In this case, it occurred near the midpoint, when the two principals are on a patio in Miami, discussing whether or not to take various respective positions (in Cleveland or New York), to pull off their intended caper. At that moment, I suddenly saw them as a quintessential contemporary professional couple, a husband and wife struggling to navigate 2009 America, to pursue their respective careers while still remaining connected to each other.
As such, at times they are divergent in purpose, jaded with their lives together and apart, and their chemistry is not always perfect, but they know they are the only two people in the world who can understand each other. In some sense, they are stuck with each other, whether they like it or not---and they mostly like it.

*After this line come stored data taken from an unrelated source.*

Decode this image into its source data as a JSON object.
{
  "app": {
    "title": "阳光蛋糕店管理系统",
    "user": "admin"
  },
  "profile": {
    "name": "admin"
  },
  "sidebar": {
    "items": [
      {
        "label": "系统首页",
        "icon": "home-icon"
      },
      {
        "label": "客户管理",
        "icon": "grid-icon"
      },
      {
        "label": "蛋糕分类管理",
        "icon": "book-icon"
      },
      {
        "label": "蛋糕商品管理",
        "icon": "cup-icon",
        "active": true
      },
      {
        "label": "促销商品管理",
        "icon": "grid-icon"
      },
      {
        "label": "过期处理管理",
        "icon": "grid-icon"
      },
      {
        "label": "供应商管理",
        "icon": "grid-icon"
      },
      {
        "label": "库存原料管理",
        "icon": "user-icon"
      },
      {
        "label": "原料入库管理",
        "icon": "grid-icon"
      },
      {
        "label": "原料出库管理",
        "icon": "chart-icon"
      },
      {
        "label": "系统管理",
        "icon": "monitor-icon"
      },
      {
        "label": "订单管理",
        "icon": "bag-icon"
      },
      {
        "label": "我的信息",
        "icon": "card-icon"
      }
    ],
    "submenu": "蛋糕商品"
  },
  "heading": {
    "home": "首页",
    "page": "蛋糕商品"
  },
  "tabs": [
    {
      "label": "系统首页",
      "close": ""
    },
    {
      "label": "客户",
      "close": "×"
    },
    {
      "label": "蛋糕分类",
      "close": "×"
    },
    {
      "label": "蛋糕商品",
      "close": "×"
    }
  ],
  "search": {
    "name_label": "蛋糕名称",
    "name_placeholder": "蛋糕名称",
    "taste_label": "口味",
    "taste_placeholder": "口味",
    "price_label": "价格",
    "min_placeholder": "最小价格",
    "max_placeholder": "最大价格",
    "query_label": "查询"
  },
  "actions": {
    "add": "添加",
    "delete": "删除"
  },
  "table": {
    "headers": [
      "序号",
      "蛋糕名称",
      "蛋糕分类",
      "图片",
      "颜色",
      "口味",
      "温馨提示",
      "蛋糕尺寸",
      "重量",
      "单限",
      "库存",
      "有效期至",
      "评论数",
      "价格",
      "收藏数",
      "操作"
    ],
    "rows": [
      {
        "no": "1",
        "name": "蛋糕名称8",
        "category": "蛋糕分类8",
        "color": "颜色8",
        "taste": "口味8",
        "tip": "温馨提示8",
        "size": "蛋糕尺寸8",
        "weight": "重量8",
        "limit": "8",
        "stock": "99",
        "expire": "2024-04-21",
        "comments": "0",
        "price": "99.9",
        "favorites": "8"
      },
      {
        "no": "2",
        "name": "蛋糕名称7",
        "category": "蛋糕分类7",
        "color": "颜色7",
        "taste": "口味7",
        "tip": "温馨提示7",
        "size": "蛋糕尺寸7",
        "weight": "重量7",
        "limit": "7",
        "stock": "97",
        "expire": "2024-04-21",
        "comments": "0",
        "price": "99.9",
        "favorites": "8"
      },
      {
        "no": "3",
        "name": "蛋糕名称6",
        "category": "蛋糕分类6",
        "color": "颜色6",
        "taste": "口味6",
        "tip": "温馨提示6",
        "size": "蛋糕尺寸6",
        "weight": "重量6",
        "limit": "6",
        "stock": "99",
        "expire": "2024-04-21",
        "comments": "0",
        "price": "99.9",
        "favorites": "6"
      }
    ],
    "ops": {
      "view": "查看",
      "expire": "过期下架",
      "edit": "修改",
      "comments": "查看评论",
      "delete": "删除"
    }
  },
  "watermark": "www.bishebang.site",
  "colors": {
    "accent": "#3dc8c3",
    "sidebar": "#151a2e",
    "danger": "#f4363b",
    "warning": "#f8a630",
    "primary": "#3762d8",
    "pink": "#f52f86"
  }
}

The beauty of this scene is that, in retrospect, it turns out to be arguably the pivotal and fateful moment of the story, when the characters, having broached an agreement made with each other, choose one path over the other, and thus propel themselves inevitably towards the final result, that nice juicy classical one at the very end that left me with a smile on my face.
On the way home, it occurred to me that the movie is somewhat in the genre of Stanley Donen's Charade (1963), although one updated for the Postmodern era. Fans of Tom Wilkinson and Paul Giamatti will both like this movie. Both had very fun supporting roles.
And yes, Roberts gets her open-mouth laugh, but not quite the girlish scream of her youth. It's been twenty years since Mystic Pizza (1988), and the woman has a couple kids now.